Im übrigen ist darauf hinzuweisen, daß die vom LSG vorgenommene Einschätzung des Arbeitsmarktes auch noch an anderen Mängeln leidet. Das LSG hat bei seiner Benennung von Tätigkeitsfeldern jeweils die Einschränkungen hinzugefügt, die den Behinderungen des Klägers entsprechen, ohne zu prüfen, ob es Arbeiten mit den genannten Einschränkungen überhaupt gibt. So ist zB nicht selbstverständlich, daß es für „einfache Prüfaufgaben” ein hinreichend bedeutsames Arbeitsfeld gibt; hierauf hat auch der Kläger hingewiesen. Dasselbe gilt für „leichte Lagerarbeiten”, zumal nach den eigenen Feststellungen des LSG der Kläger diese Tätigkeiten überwiegend im Sitzen verrichten müßte.

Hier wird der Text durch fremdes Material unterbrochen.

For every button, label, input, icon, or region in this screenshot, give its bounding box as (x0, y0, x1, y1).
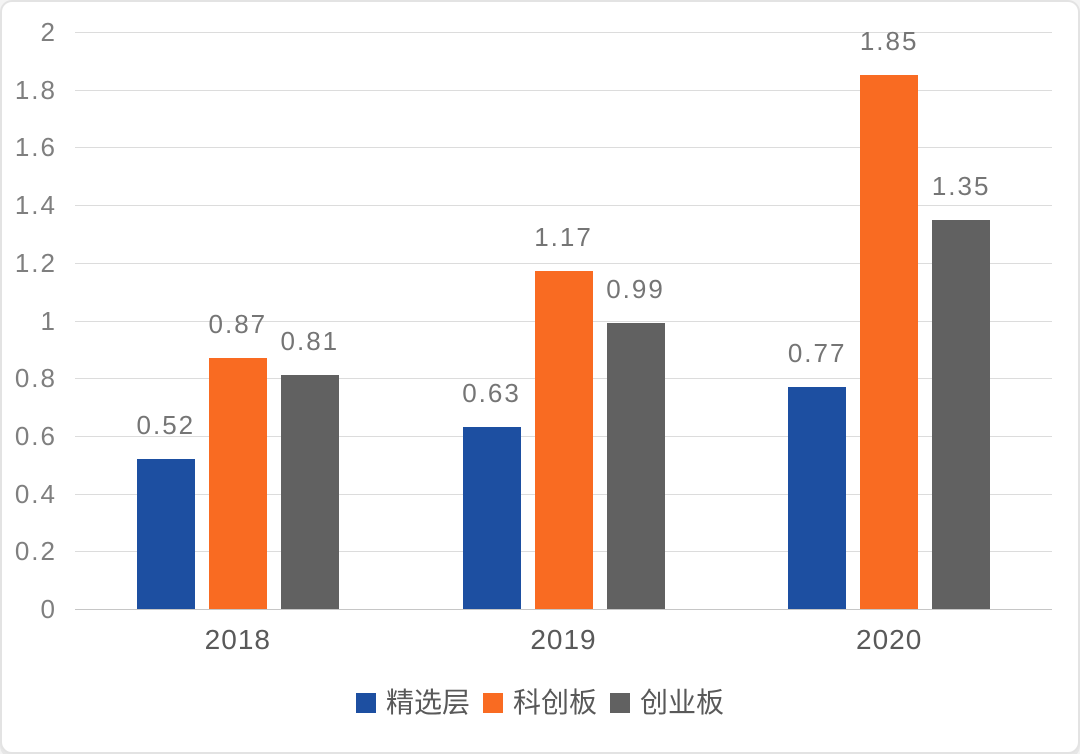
gridline-0 (75, 609, 1052, 610)
bar-2020-精选层: 0.77 (788, 339, 847, 609)
y-tick-label-1.6: 1.6 (14, 132, 57, 163)
y-tick-label-0.8: 0.8 (14, 363, 57, 394)
y-tick-label-1.2: 1.2 (14, 247, 57, 278)
legend-swatch-icon (355, 693, 376, 713)
bar-value-label: 0.63 (462, 378, 521, 409)
bar-2018-创业板: 0.81 (281, 327, 339, 609)
bar-2020-科创板: 1.85 (860, 27, 919, 609)
legend-label: 创业板 (640, 687, 725, 718)
x-tick-label-2020: 2020 (856, 624, 923, 655)
bar-value-label: 0.87 (208, 309, 268, 340)
bar-value-label: 1.35 (931, 170, 991, 201)
y-tick-label-0.2: 0.2 (14, 536, 57, 567)
bar-2018-科创板: 0.87 (209, 310, 267, 609)
bar-2018-精选层: 0.52 (137, 411, 195, 609)
legend-label: 精选层 (385, 687, 470, 718)
legend-item-科创板: 科创板 (482, 687, 597, 718)
x-tick-label-2019: 2019 (530, 624, 597, 655)
bar-2019-科创板: 1.17 (534, 223, 593, 609)
bar-group-2020: 0.77 1.85 1.35 (788, 27, 991, 609)
legend-label: 科创板 (512, 687, 597, 718)
legend-swatch-icon (610, 693, 630, 713)
bar-value-label: 0.52 (136, 409, 196, 440)
gridline-1.6 (75, 147, 1052, 149)
y-tick-label-0.6: 0.6 (14, 420, 57, 451)
legend: 精选层 科创板 创业板 (2, 688, 1078, 718)
legend-item-创业板: 创业板 (610, 688, 724, 718)
y-tick-label-0.4: 0.4 (14, 478, 57, 509)
y-tick-label-0: 0 (40, 594, 57, 624)
y-tick-label-1.4: 1.4 (14, 190, 57, 221)
legend-swatch-icon (482, 693, 503, 713)
bar-2019-精选层: 0.63 (462, 379, 521, 609)
y-tick-label-2: 2 (40, 17, 57, 47)
gridline-1.8 (75, 89, 1052, 91)
legend-item-精选层: 精选层 (355, 687, 470, 718)
gridline-1.4 (75, 205, 1052, 207)
plot-area: 0.52 0.87 0.81 0.63 1.17 0.99 0.77 1.85 1.35 (75, 27, 1052, 610)
y-tick-label-1: 1 (40, 305, 57, 336)
bar-value-label: 0.77 (787, 337, 847, 368)
bar-2020-创业板: 1.35 (932, 172, 991, 609)
gridline-1.2 (75, 262, 1052, 264)
bar-group-2019: 0.63 1.17 0.99 (462, 32, 665, 609)
bar-value-label: 1.17 (534, 222, 593, 253)
x-tick-label-2018: 2018 (204, 624, 271, 655)
bar-group-2018: 0.52 0.87 0.81 (137, 32, 339, 609)
bar-value-label: 0.99 (606, 274, 665, 305)
bar-value-label: 1.85 (859, 26, 919, 57)
gridline-2 (75, 32, 1052, 33)
bar-2019-创业板: 0.99 (606, 275, 665, 609)
y-tick-label-1.8: 1.8 (14, 74, 57, 105)
bar-value-label: 0.81 (280, 326, 340, 357)
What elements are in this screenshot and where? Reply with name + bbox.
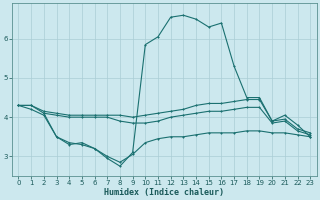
X-axis label: Humidex (Indice chaleur): Humidex (Indice chaleur) [104,188,224,197]
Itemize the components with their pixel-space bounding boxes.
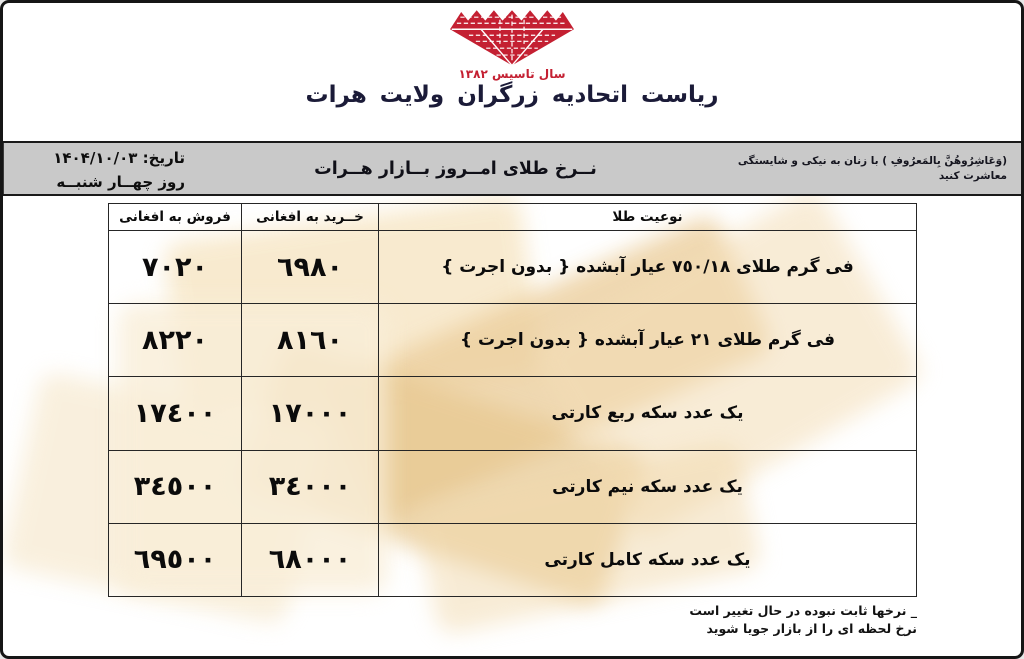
buy-price-cell: ٦٩٨٠ (241, 229, 379, 305)
col-header-buy: خــرید به افغانی (241, 203, 379, 231)
buy-price-cell: ٦٨٠٠٠ (241, 522, 379, 598)
gold-type-cell: یک عدد سکه نیم کارتی (378, 449, 917, 524)
header: سال تاسیس ۱۳۸۲ ریاست اتحادیه زرگران ولای… (3, 6, 1021, 108)
disclaimer-line-1: _ نرخها ثابت نبوده در حال تغییر است (689, 603, 917, 618)
table-row: یک عدد سکه نیم کارتی ٣٤٠٠٠ ٣٤٥٠٠ (108, 449, 917, 524)
buy-price-cell: ٣٤٠٠٠ (241, 449, 379, 524)
date-label: تاریخ: ۱۴۰۴/۱۰/۰۳ (53, 149, 185, 167)
gold-rates-table: نوعیت طلا خــرید به افغانی فروش به افغان… (108, 203, 917, 598)
date-box: تاریخ: ۱۴۰۴/۱۰/۰۳ روز چهــار شنبــه (3, 143, 195, 194)
table-row: فی گرم طلای ٧٥٠/١٨ عیار آبشده { بدون اجر… (108, 229, 917, 305)
sell-price-cell: ٦٩٥٠٠ (108, 522, 242, 598)
col-header-gold-type: نوعیت طلا (378, 203, 917, 231)
buy-price-cell: ٨١٦٠ (241, 303, 379, 378)
market-rate-title: نــرخ طلای امــروز بــازار هــرات (314, 158, 597, 179)
founding-year-label: سال تاسیس ۱۳۸۲ (458, 67, 566, 81)
organization-title: ریاست اتحادیه زرگران ولایت هرات (305, 82, 719, 108)
table-header-row: نوعیت طلا خــرید به افغانی فروش به افغان… (108, 203, 917, 231)
rate-disclaimer: _ نرخها ثابت نبوده در حال تغییر است نرخ … (689, 602, 917, 638)
buy-price-cell: ١٧٠٠٠ (241, 376, 379, 451)
gold-type-cell: یک عدد سکه ربع کارتی (378, 376, 917, 451)
sell-price-cell: ٨٢٢٠ (108, 303, 242, 378)
disclaimer-line-2: نرخ لحظه ای را از بازار جویا شوید (706, 621, 917, 636)
col-header-sell: فروش به افغانی (108, 203, 242, 231)
table-row: فی گرم طلای ٢١ عیار آبشده { بدون اجرت } … (108, 303, 917, 378)
weekday-label: روز چهــار شنبــه (56, 173, 185, 191)
gold-type-cell: فی گرم طلای ٧٥٠/١٨ عیار آبشده { بدون اجر… (378, 229, 917, 305)
sell-price-cell: ٧٠٢٠ (108, 229, 242, 305)
gold-type-cell: فی گرم طلای ٢١ عیار آبشده { بدون اجرت } (378, 303, 917, 378)
sell-price-cell: ٣٤٥٠٠ (108, 449, 242, 524)
info-bar: (وَعَاشِرُوهُنَّ بِالمَعرُوفِ ) با زنان … (3, 141, 1021, 196)
table-row: یک عدد سکه کامل کارتی ٦٨٠٠٠ ٦٩٥٠٠ (108, 522, 917, 598)
table-row: یک عدد سکه ربع کارتی ١٧٠٠٠ ١٧٤٠٠ (108, 376, 917, 451)
diamond-gem-logo-icon (450, 10, 574, 66)
religious-quote: (وَعَاشِرُوهُنَّ بِالمَعرُوفِ ) با زنان … (737, 154, 1007, 182)
sell-price-cell: ١٧٤٠٠ (108, 376, 242, 451)
gold-type-cell: یک عدد سکه کامل کارتی (378, 522, 917, 598)
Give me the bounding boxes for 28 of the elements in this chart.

Kommt das LSG nach weiterer Sachaufklärung zu dem Ergebnis, daß eine Summierung ungewöhnlicher Leistungseinschränkungen oder eine schwere spezifische Leistungsbehinderung vorliegt, ist außerdem zu prüfen, ob für die dann zu benennende Verweisungstätigkeit der Arbeitsmarkt verschlossen ist (BSG SozR 2200 § 1246 Nrn 137, 139; Beschluß vom 19. Dezember 1996 – GS 2/95 – Umdr. S. 14). Dabei ist insbesondere in Betracht zu ziehen, daß es sich um Schonarbeitsplätze handeln könnte.

In diesem Zusammenhang ist auch die Bedeutsamkeit des Anfalleidens auf der Basis der Entscheidung des erkennenden Senats vom 8. November 1995 (BSGE 77, 43) zu prüfen.

Über den Hilfsantrag auf Gewährung von BU-Rente hat der erkennende Senat noch nicht zu befinden.

Das LSG wird in seinem abschließenden Urteil auch über die Kosten des Revisionsverfahrens zu entscheiden haben.